Book bundle distribution:

  • 80,000 book bundles each year will be distributed through Reach Out and Read and at NYC Administration for Child Services EarlyLearn sites
  • Reach Out and Read is an evidence-based nonprofit organization of medical providers who promote early literacy and school readiness in pediatric exam rooms nationwide by integrating children's books and advice to parents about the importance of reading aloud into well-child visits.
  • Reach Out and Read serves 85 percent of the children who receive public assistance at birth in New York City.
  • An additional 20,000 books per year will be distributed through other City agencies.
  • Toolkits will be distributed for the next two years, beginning in summer 2015.

About New York City Children’s Cabinet:

The public awareness campaign and toolkit distribution are programs of the New York City Children’s Cabinet with support from the Mayor’s Office for Strategic Partnerships. In April 2014, Mayor Bill de Blasio announced the creation of the New York City Children’s Cabinet, a multi-agency initiative to bolster communication among city agencies and develop strategies for a holistic approach to a child’s safety and well-being. The New York City Children’s Cabinet is chaired by Richard Buery, the Deputy Mayor for Strategic Policy Initiatives. The Cabinet is composed of commissioners and directors from 24 different city agencies and mayoral offices. The Cabinet's structure provides a space for leaders of multiple city agencies to identify and analyze individual and common areas of work that impact children’s safety and well-being.

About Too Small to Fail:

Too Small to Fail, a joint initiative of the Bill, Hillary & Chelsea Clinton Foundation and Next Generation, aims to help parents, communities and businesses take meaningful actions to improve the health and well-being of children ages zero to five, so that more of America’s children are prepared to succeed in the 21st century.

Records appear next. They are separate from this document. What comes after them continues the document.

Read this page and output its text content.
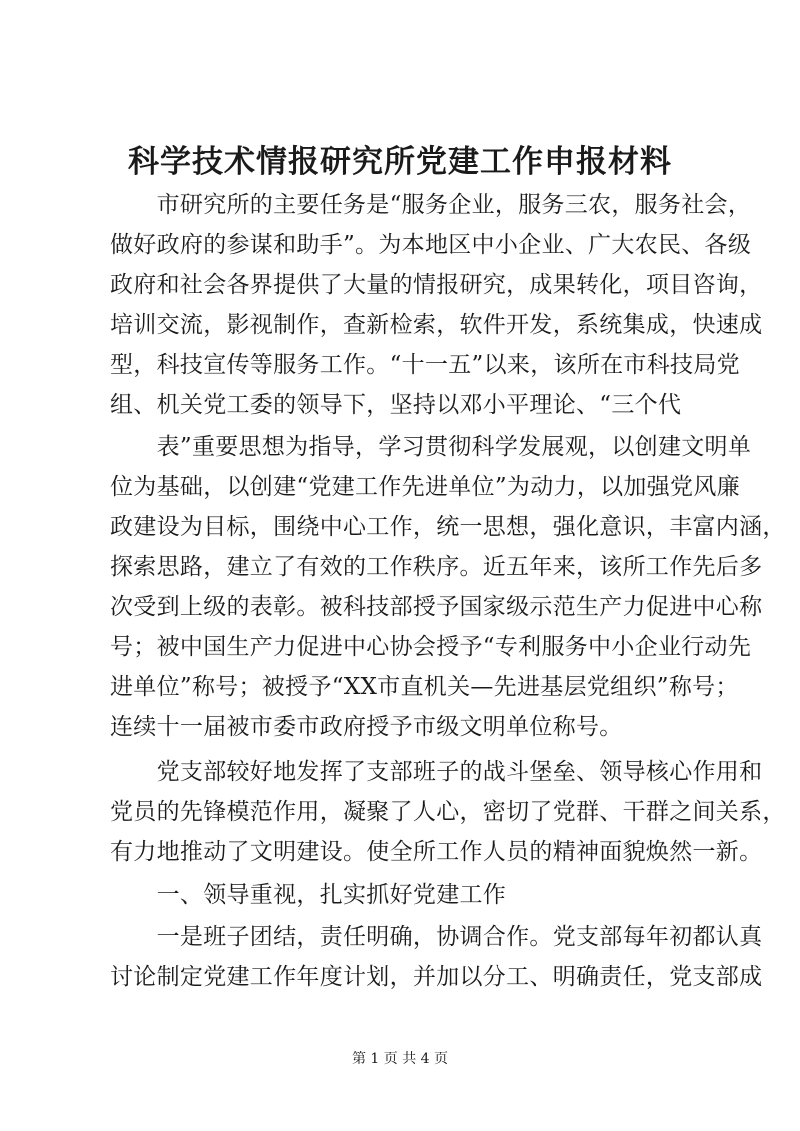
科学技术情报研究所党建工作申报材料
　　市研究所的主要任务是“服务企业，服务三农，服务社会，
做好政府的参谋和助手”。为本地区中小企业、广大农民、各级
政府和社会各界提供了大量的情报研究，成果转化，项目咨询，
培训交流，影视制作，查新检索，软件开发，系统集成，快速成
型，科技宣传等服务工作。“十一五”以来，该所在市科技局党
组、机关党工委的领导下，坚持以邓小平理论、“三个代
　　表”重要思想为指导，学习贯彻科学发展观，以创建文明单
位为基础，以创建“党建工作先进单位”为动力，以加强党风廉
政建设为目标，围绕中心工作，统一思想，强化意识，丰富内涵，
探索思路，建立了有效的工作秩序。近五年来，该所工作先后多
次受到上级的表彰。被科技部授予国家级示范生产力促进中心称
号；被中国生产力促进中心协会授予“专利服务中小企业行动先
进单位”称号；被授予“XX市直机关—先进基层党组织”称号；
连续十一届被市委市政府授予市级文明单位称号。
　　党支部较好地发挥了支部班子的战斗堡垒、领导核心作用和
党员的先锋模范作用，凝聚了人心，密切了党群、干群之间关系，
有力地推动了文明建设。使全所工作人员的精神面貌焕然一新。
　　一、领导重视，扎实抓好党建工作
　　一是班子团结，责任明确，协调合作。党支部每年初都认真
讨论制定党建工作年度计划，并加以分工、明确责任，党支部成
第 1 页 共 4 页
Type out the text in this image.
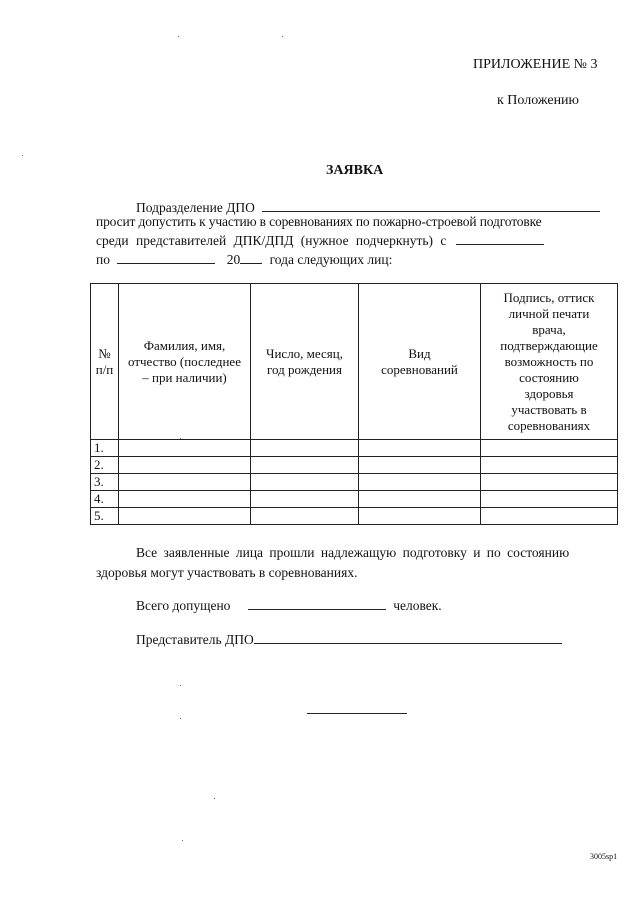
ПРИЛОЖЕНИЕ № 3
к Положению
ЗАЯВКА
Подразделение ДПО
просит допустить к участию в соревнованиях по пожарно-строевой подготовке
среди представителей ДПК/ДПД (нужное подчеркнуть) с
по	20 года следующих лиц:
№ п/п	Фамилия, имя, отчество (последнее – при наличии)	Число, месяц, год рождения	Вид соревнований	Подпись, оттиск личной печати врача, подтверждающие возможность по состоянию здоровья участвовать в соревнованиях
1.				
2.				
3.				
4.				
5.				
Все заявленные лица прошли надлежащую подготовку и по состоянию
здоровья могут участвовать в соревнованиях.
Всего допущено	человек.
Представитель ДПО
3005sp1
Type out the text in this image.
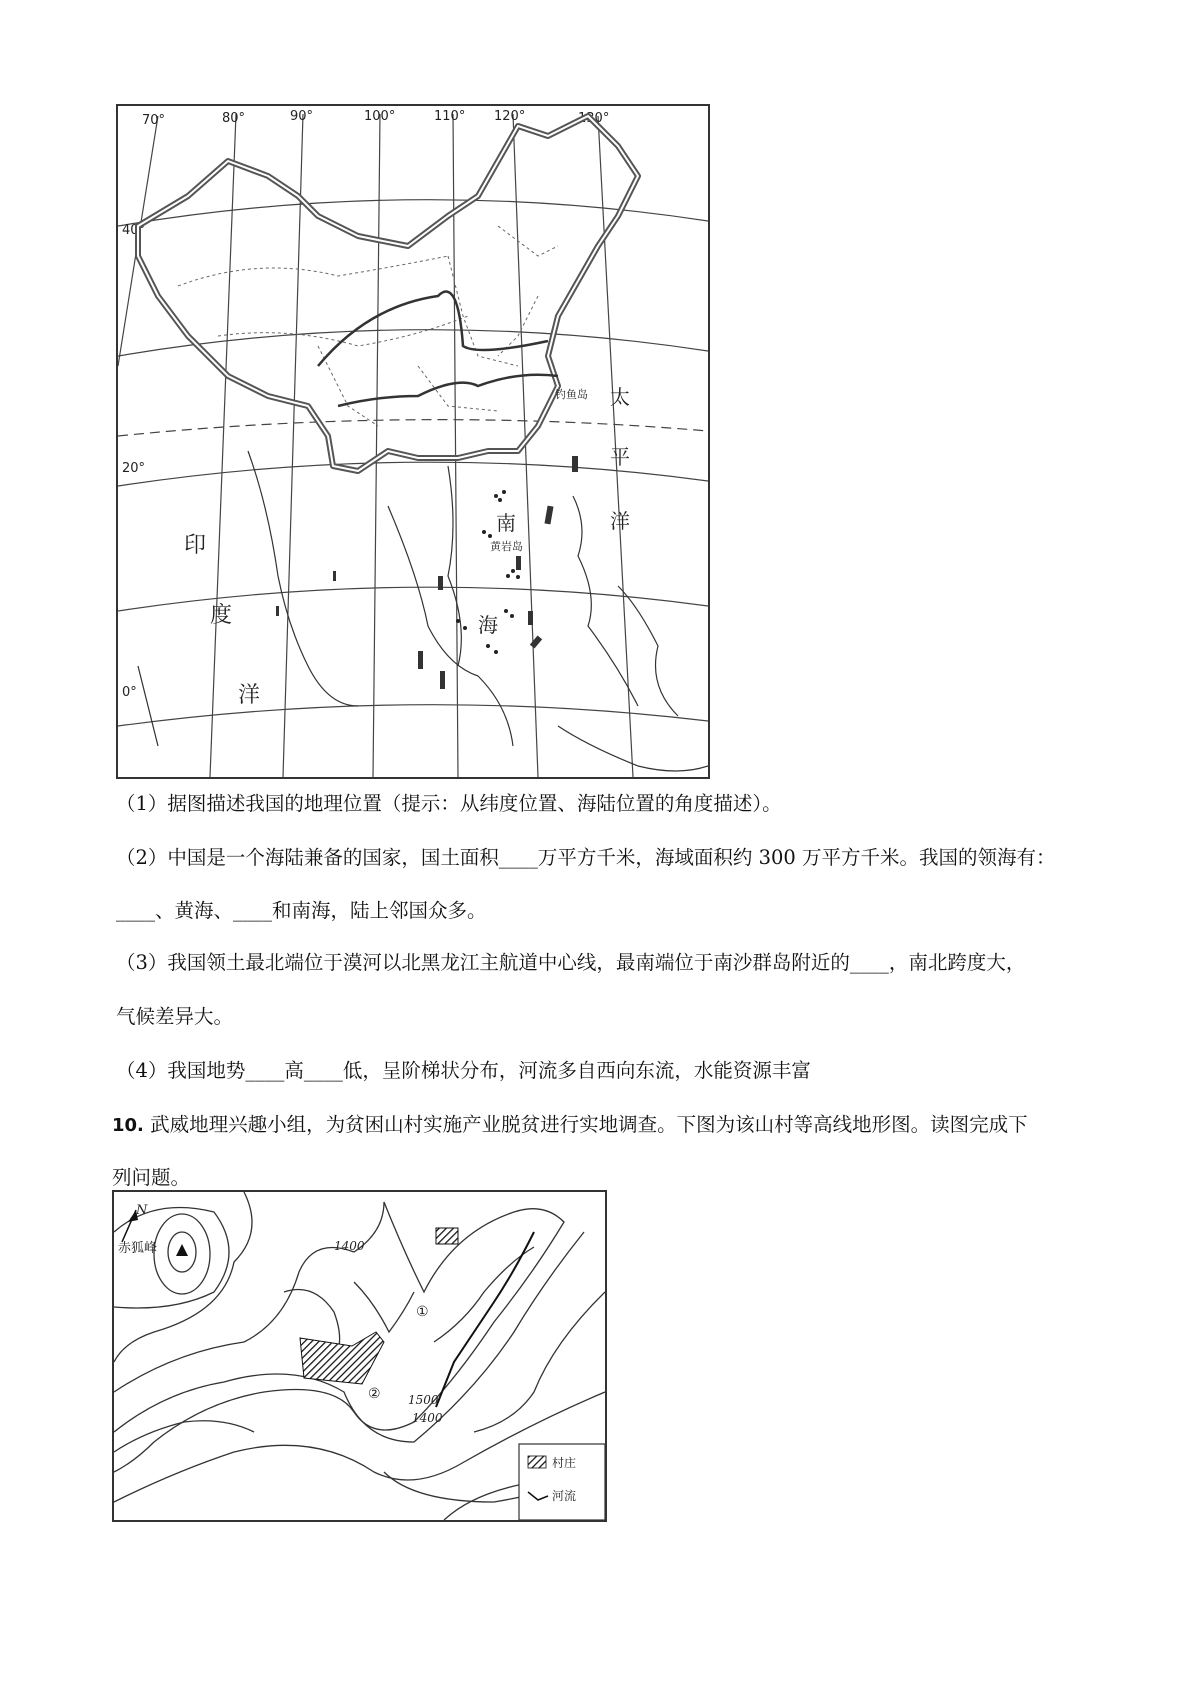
70°	80°	90°	100°	110° 120°	130°
40°
20°
0°
钓鱼岛
黄岩岛
太
平
洋
印
度
洋
南
海
（1）据图描述我国的地理位置（提示：从纬度位置、海陆位置的角度描述）。
（2）中国是一个海陆兼备的国家，国土面积____万平方千米，海域面积约 300 万平方千米。我国的领海有：
____、黄海、____和南海，陆上邻国众多。
（3）我国领土最北端位于漠河以北黑龙江主航道中心线，最南端位于南沙群岛附近的____，南北跨度大，
气候差异大。
（4）我国地势____高____低，呈阶梯状分布，河流多自西向东流，水能资源丰富
10. 武威地理兴趣小组，为贫困山村实施产业脱贫进行实地调查。下图为该山村等高线地形图。读图完成下
列问题。
赤狐峰
N
1400
1500
1400
①
②
村庄
河流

Too Small to Fail is focusing its work on closing the “word gap.” Studies have found that by age four, children in middle- and upper-income families hear 30 million more words than their lower-income peers. This disparity in hearing words from parents and caregivers translates directly into a disparity in learning words. And that puts our children born with the fewest advantages even further behind. Among those born in 2001, only 48 percent of lower-income children started school ready to learn, compared to 75 percent of children from middle-income families. The “word gap” is a significant but solvable challenge. Too Small to Fail is about parents, caregivers, other concerned individuals, and the private sector coming together to take small, research-based actions with big impacts.